¿El Museo Nacional de Bellas Artes se trasladó a Medio Oriente? No hace falta para disfrutar del arte del mundo antiguo: de martes a domingos en el edificio de Avenida del Libertador 1473 se puede conocer la muestra Ciencia y fantasía. Egiptología y egitofilia en Argentina. Curada por Sergio Baur y José Burucúa, en adjunto, permite un interesante recorrido por la curiosidad y la pasión que el Antiguo Egipto despertó a lo largo de las décadas entre académicos, intelectuales, artistas y diletantes de la Argentina.
La muestra está emplazada en el pabellón de exposiciones temporarias del Museo y podrá visitarse hasta marzo del año próximo.

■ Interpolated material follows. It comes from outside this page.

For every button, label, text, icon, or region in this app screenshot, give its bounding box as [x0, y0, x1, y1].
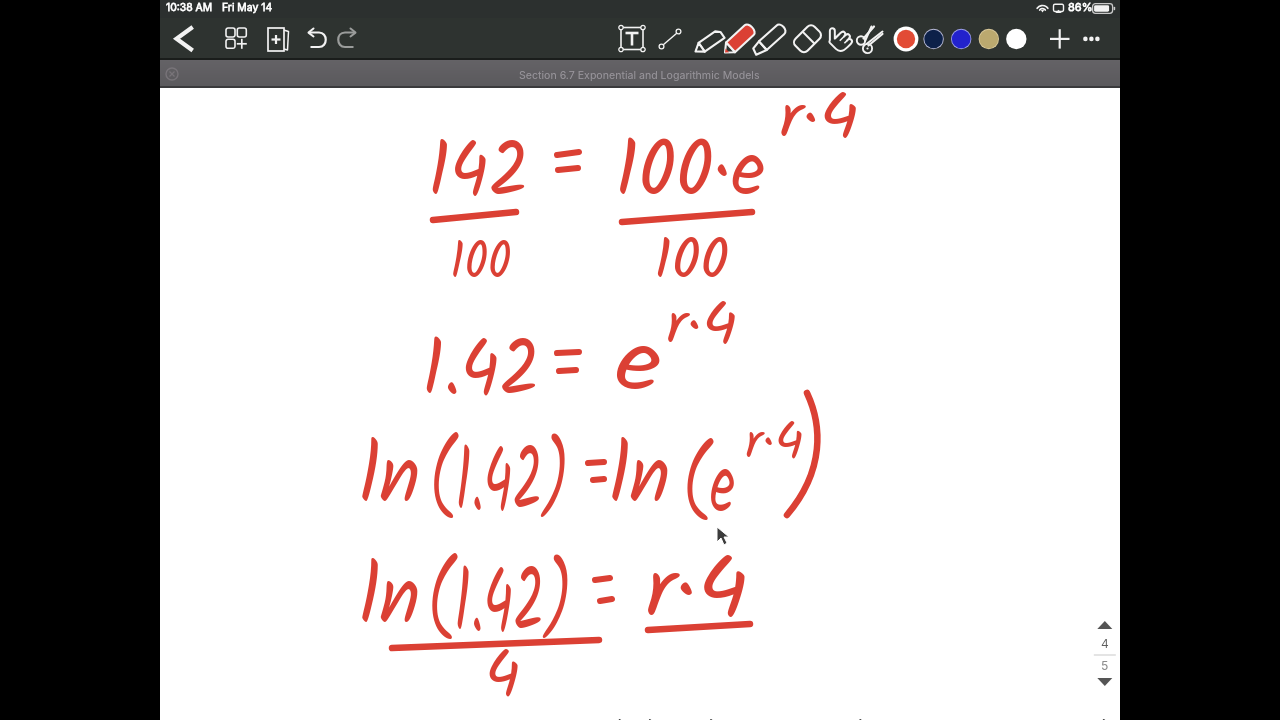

Si se prefiere el recorrido cronológico, al entrar a la sala conviene ir hacia la izquierda. Así se puede encontrar primero una piedra Rosetta, luego los primeros manuales de egiptología que llegaron al país y lentamente desandar el camino y la historia de la disciplina en nuestro país, hasta asomarse en distintas ramificaciones de su iconografía dentro de la cultura popular rioplatense: desde la aparición en revistas de humor político, como El Mosquito y Caras y Caretas hasta su influencia en la arquitectura porteña. O bien su aparición en películas de la mano de la mismísima Niní Marshal. En el medio, hay intervenciones de artistas contemporáneos que se inspiraron en ese universo (como Eduardo Costa o Karina El Azem) o figuras literarias y plásticas nacionales de la talla de Xul Solar, Manuel Mujica Láinez, Jorge Luis Borges o Dardo Rocha, entre otros.
Probablemente, lo que más llamará la atención, sin embargo, son las piezas originales de entre 1400 y 5000 años de antigüedad que se hallan en la muestra, que incluyen estatuillas, miniaturas, tablillas, papiros, un sarcófago, un busto momificado y abundantes registros documentales de expediciones arqueológicas. Y claro, no faltan las figuras que honraban a los dioses (hay un par de gatos fundidos en cobre, en honor a Bastet, que son encantadores y un collar de oro de dos serpientes que se encuentran, también espectacular). En total se trata de más de 180 piezas.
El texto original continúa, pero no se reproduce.